In a paper published in the journal Nanoletters, the researchers describe methods for making nanoribbons and nanoplates from a compound called silicon telluride. The materials are pure, p-type semiconductors (positive charge carriers) that could be used in a variety of electronic and optical devices. Their layered structure can take up lithium and magnesium, meaning it could also be used to make electrodes in those types of batteries.
“Silicon-based compounds are the backbone of modern electronics processing,” said Kristie Koski, assistant professor of chemistry at Brown, who led the work.
“Silicon telluride is in that family of compounds, and we’ve shown a totally new method for using it to make layered, two-dimensional nanomaterials.”
Koski and her team synthesised the new materials through vapour deposition in a tube furnace. When heated in the tube, silicon and tellurium vaporise and react to make a precursor compound that is deposited on a substrate by an argon carrier gas. The silicon telluride then grows from the precursor compound.

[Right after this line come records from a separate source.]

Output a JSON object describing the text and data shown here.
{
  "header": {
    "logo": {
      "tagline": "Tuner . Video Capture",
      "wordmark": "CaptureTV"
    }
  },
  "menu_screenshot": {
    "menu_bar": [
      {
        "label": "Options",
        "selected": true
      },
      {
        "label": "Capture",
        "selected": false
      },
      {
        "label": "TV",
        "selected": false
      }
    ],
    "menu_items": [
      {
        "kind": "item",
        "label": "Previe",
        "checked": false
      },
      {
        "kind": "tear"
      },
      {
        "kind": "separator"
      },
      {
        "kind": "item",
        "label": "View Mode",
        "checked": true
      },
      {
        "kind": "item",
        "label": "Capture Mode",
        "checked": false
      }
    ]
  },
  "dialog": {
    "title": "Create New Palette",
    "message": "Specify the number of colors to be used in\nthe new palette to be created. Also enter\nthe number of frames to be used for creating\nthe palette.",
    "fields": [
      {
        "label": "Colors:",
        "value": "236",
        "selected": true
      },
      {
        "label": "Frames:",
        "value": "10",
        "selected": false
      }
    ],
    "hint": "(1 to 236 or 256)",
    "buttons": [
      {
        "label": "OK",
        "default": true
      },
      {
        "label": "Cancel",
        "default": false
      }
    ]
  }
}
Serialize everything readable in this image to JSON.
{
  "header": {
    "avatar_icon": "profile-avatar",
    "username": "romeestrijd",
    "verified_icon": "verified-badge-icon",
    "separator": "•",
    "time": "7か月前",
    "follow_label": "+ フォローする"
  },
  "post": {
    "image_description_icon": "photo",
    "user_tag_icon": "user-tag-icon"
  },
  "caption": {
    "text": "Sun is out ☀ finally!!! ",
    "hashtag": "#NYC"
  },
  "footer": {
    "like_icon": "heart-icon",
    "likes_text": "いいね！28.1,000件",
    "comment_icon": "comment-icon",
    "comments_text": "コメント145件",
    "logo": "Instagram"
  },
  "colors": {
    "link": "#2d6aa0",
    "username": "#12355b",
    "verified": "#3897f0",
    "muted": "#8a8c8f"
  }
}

Different structures can be made by varying the furnace temperature and using different treatments of the substrate. By tweaking the process, the researchers made nanoribbons that are about 50 to 1000 nm in width and about 10 microns long. They also made nanoplates flat on the substrate and standing upright.
“We see the standing plates a lot,” Koski said. “They’re half hexagons sitting upright on the substrate. They look a little like a graveyard.”
Each of the different shapes has a different orientation of the material’s crystalline structure. As a result, they all have different properties and could be used in different applications. The researchers also showed that the material can be ‘doped’ through the use of different substrates. Doping is a process through which tiny impurities are introduced to change a material’s electrical properties. In this case, the researchers showed that silicon telluride can be doped with aluminium when grown on a sapphire substrate. That process could be used, for example, to change the material from a p-type semiconductor (one with positive charge carriers) to an n-type (one with negative charge carriers).
The materials are not particularly stable out in the environment, Koski said, but that’s easily remedied. “What we can do is oxidise the silicon telluride and then bake off the tellurium, leaving a coating of silicon oxide,” she said. “That coating protects it and it stays pretty stable.”
From here, Koski and her team plan to continue testing the material’s electronic and optical properties. They’re encouraged by what they’ve seen so far. “We think this is a good candidate for bringing the properties of 2D materials into the realm of electronics,” Koski said.
Koski’s co-authors on the paper were postdoctoral researcher Sean Keuleyan, graduate student Mengjing Wang and undergraduates Frank Chung and Jeffrey Commons.